Member of Parliament for Huron South
- In office October 1932 – October 1935
- Preceded by: Thomas McMillan
- Succeeded by: riding dissolved

Member of Parliament for Huron—Perth
- In office October 1935 – December 1961
- Preceded by: riding created
- Succeeded by: Andrew Young McLean

Personal details
- Born: William Henry Golding 14 April 1878 Hibbert Township, Ontario, Canada
- Died: 31 December 1961 (aged 83)
- Party: Liberal
- Spouse(s): Alena Kenchen m. 28 January 1913
- Profession: machinist

= William Henry Golding =

Canadian politician

William Henry Golding (14 April 1878 - 31 December 1961) was a Liberal party member of the House of Commons of Canada. He was born in Hibbert Township, Ontario and became a machinist by career.

==Background==
In 1916, Golding became a municipal councillor in Seaforth, Ontario and continued in that role until he became the town's mayor in 1921. He remained mayor until 1929.

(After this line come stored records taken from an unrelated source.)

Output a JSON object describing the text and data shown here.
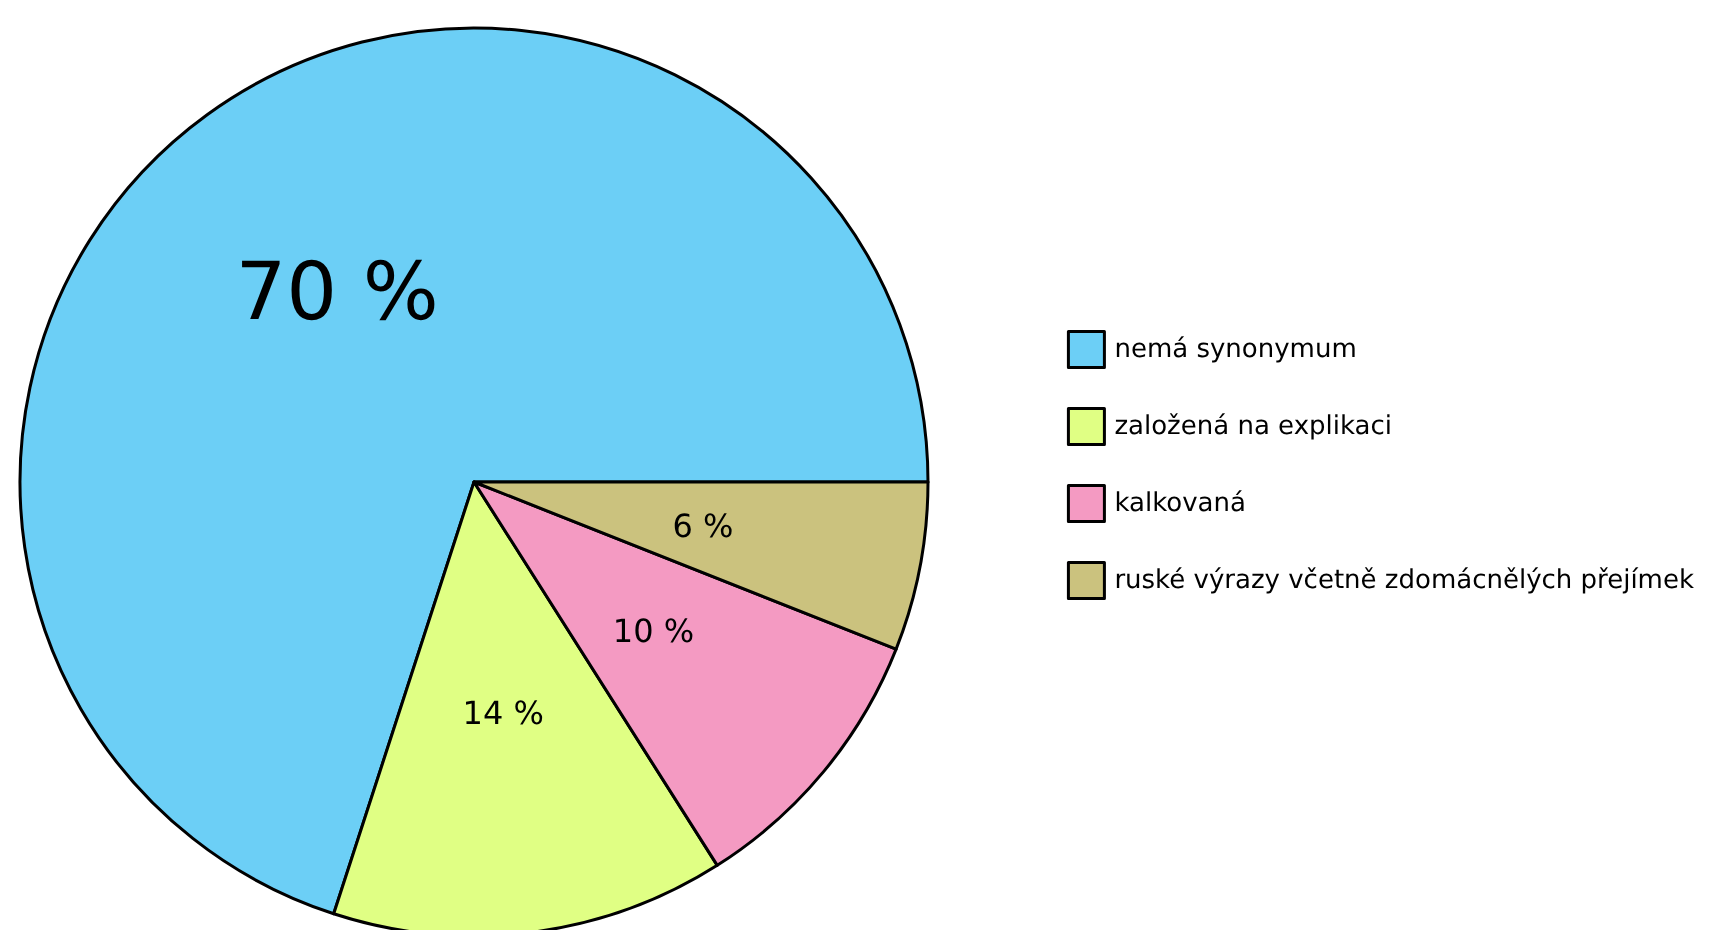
{
  "chart_data": {
    "type": "pie",
    "categories": [
      "nemá synonymum",
      "založená na explikaci",
      "kalkovaná",
      "ruské výrazy včetně zdomácnělých přejímek"
    ],
    "values": [
      70,
      14,
      10,
      6
    ],
    "colors": [
      "#6ccff6",
      "#e0ff84",
      "#f49ac2",
      "#cbc27e"
    ],
    "value_labels": [
      "70 %",
      "14 %",
      "10 %",
      "6 %"
    ],
    "legend": "right"
  }
}
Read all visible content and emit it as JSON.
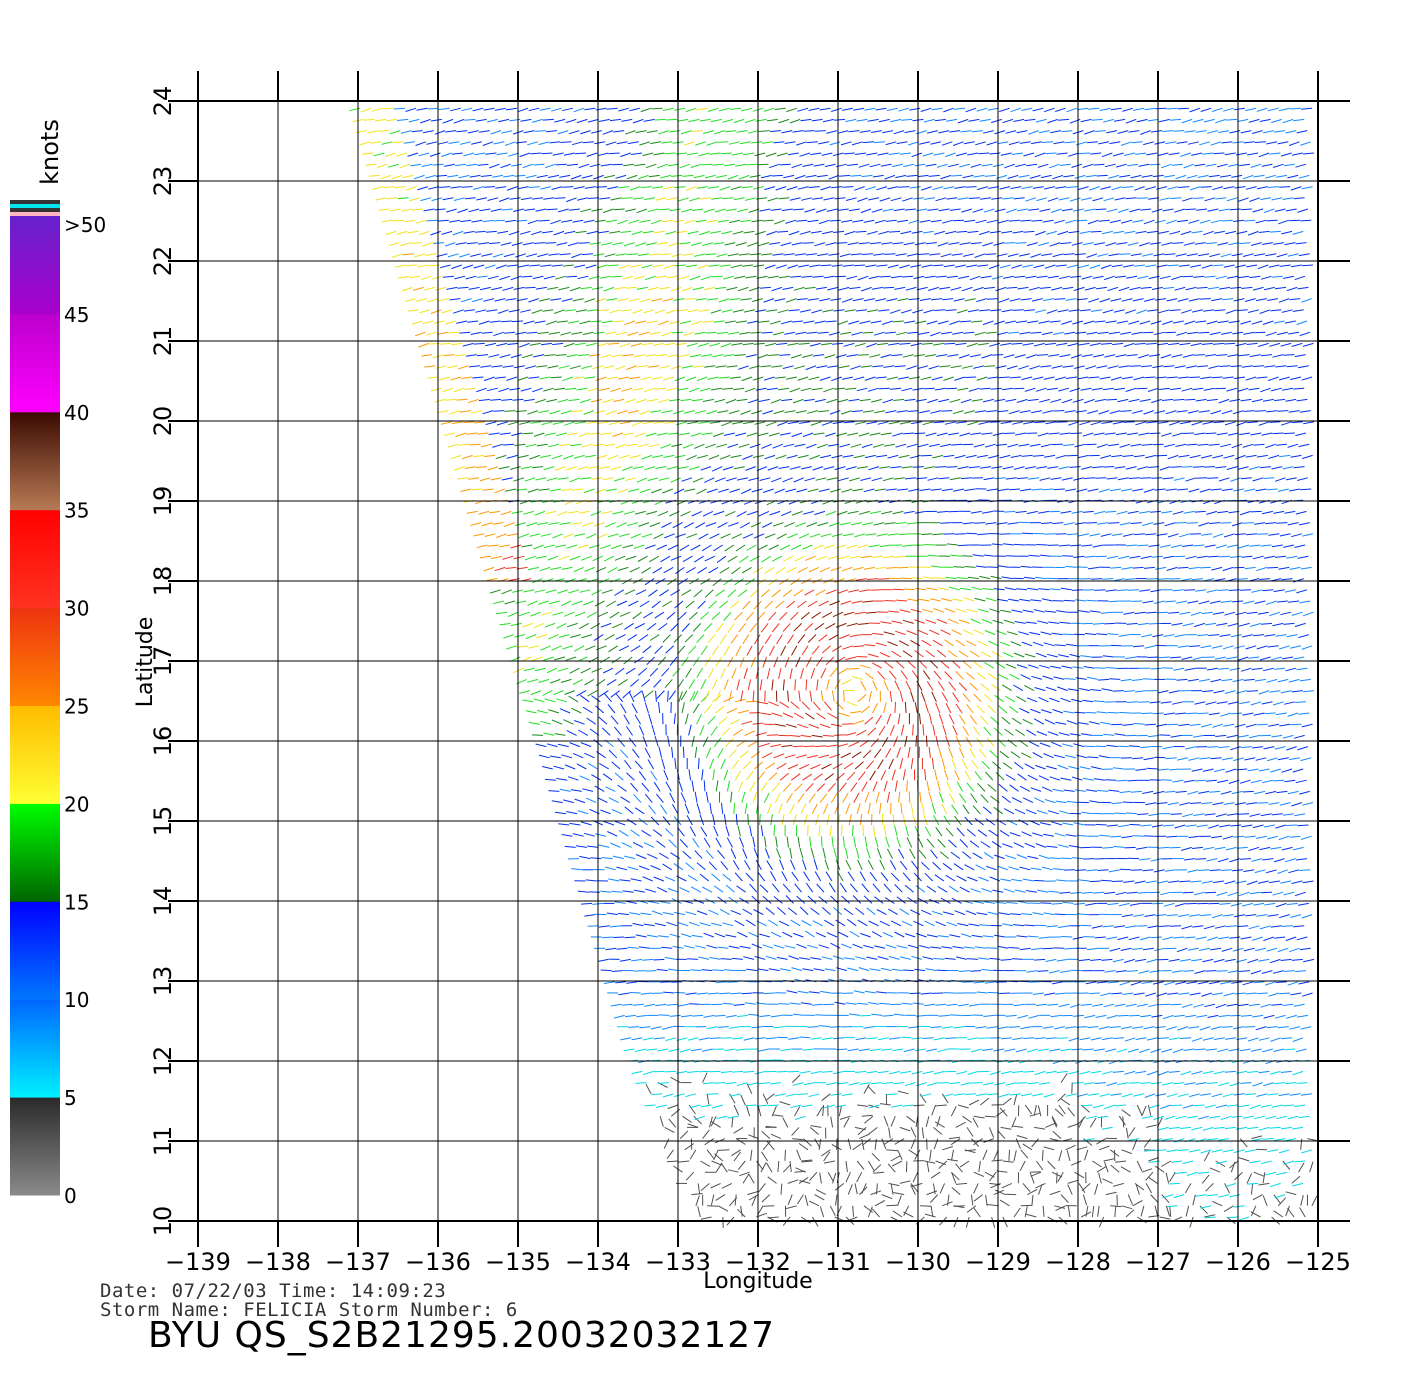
{
  "chart_data": {
    "type": "wind-vector-map",
    "xlabel": "Longitude",
    "ylabel": "Latitude",
    "xlim": [
      -139,
      -125
    ],
    "ylim": [
      10,
      24
    ],
    "x_ticks": [
      -139,
      -138,
      -137,
      -136,
      -135,
      -134,
      -133,
      -132,
      -131,
      -130,
      -129,
      -128,
      -127,
      -126,
      -125
    ],
    "y_ticks": [
      10,
      11,
      12,
      13,
      14,
      15,
      16,
      17,
      18,
      19,
      20,
      21,
      22,
      23,
      24
    ],
    "x_tick_labels": [
      "−139",
      "−138",
      "−137",
      "−136",
      "−135",
      "−134",
      "−133",
      "−132",
      "−131",
      "−130",
      "−129",
      "−128",
      "−127",
      "−126",
      "−125"
    ],
    "y_tick_labels": [
      "10",
      "11",
      "12",
      "13",
      "14",
      "15",
      "16",
      "17",
      "18",
      "19",
      "20",
      "21",
      "22",
      "23",
      "24"
    ],
    "grid": true,
    "swath": {
      "top_left_lon": -137.0,
      "top_lat": 24,
      "left_lon_at_bottom": -132.7,
      "bottom_lat": 10,
      "left_lon_at_lat_12": -133.5
    },
    "storm_center": {
      "lon": -130.8,
      "lat": 16.6
    },
    "legend": {
      "title": "knots",
      "bands": [
        {
          "label": "0",
          "value": 0,
          "color_from": "#8a8a8a",
          "color_to": "#2a2a2a"
        },
        {
          "label": "5",
          "value": 5,
          "color_from": "#00f0ff",
          "color_to": "#0066ff"
        },
        {
          "label": "10",
          "value": 10,
          "color_from": "#0077ff",
          "color_to": "#0000ff"
        },
        {
          "label": "15",
          "value": 15,
          "color_from": "#006400",
          "color_to": "#00ff00"
        },
        {
          "label": "20",
          "value": 20,
          "color_from": "#ffff33",
          "color_to": "#ffbb00"
        },
        {
          "label": "25",
          "value": 25,
          "color_from": "#ff8800",
          "color_to": "#ee3311"
        },
        {
          "label": "30",
          "value": 30,
          "color_from": "#ff3322",
          "color_to": "#ff0000"
        },
        {
          "label": "35",
          "value": 35,
          "color_from": "#b87a55",
          "color_to": "#3a0a00"
        },
        {
          "label": "40",
          "value": 40,
          "color_from": "#ff00ff",
          "color_to": "#bb00cc"
        },
        {
          "label": "45",
          "value": 45,
          "color_from": "#aa00cc",
          "color_to": "#6622cc"
        },
        {
          "label": ">50",
          "value": 50,
          "color_from": "#ffffff",
          "color_to": "#ffffff"
        }
      ],
      "extra_stripes": [
        "#ffb6c1",
        "#333333",
        "#00e5ee",
        "#333333"
      ]
    }
  },
  "footer": {
    "date_line": "Date:  07/22/03    Time:  14:09:23",
    "storm_line": "Storm  Name:  FELICIA    Storm  Number:  6",
    "title": "BYU  QS_S2B21295.20032032127"
  }
}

He was first elected to Parliament at the Huron South riding in a by-election on 3 October 1932, then re-elected there in the 1935 federal election. With electoral district changes, he was re-elected at Huron—Perth in 1940 and 1945. He left the House of Commons in June 1949 when he was appointed to the Senate. He remained a senator until his death on 31 December 1961.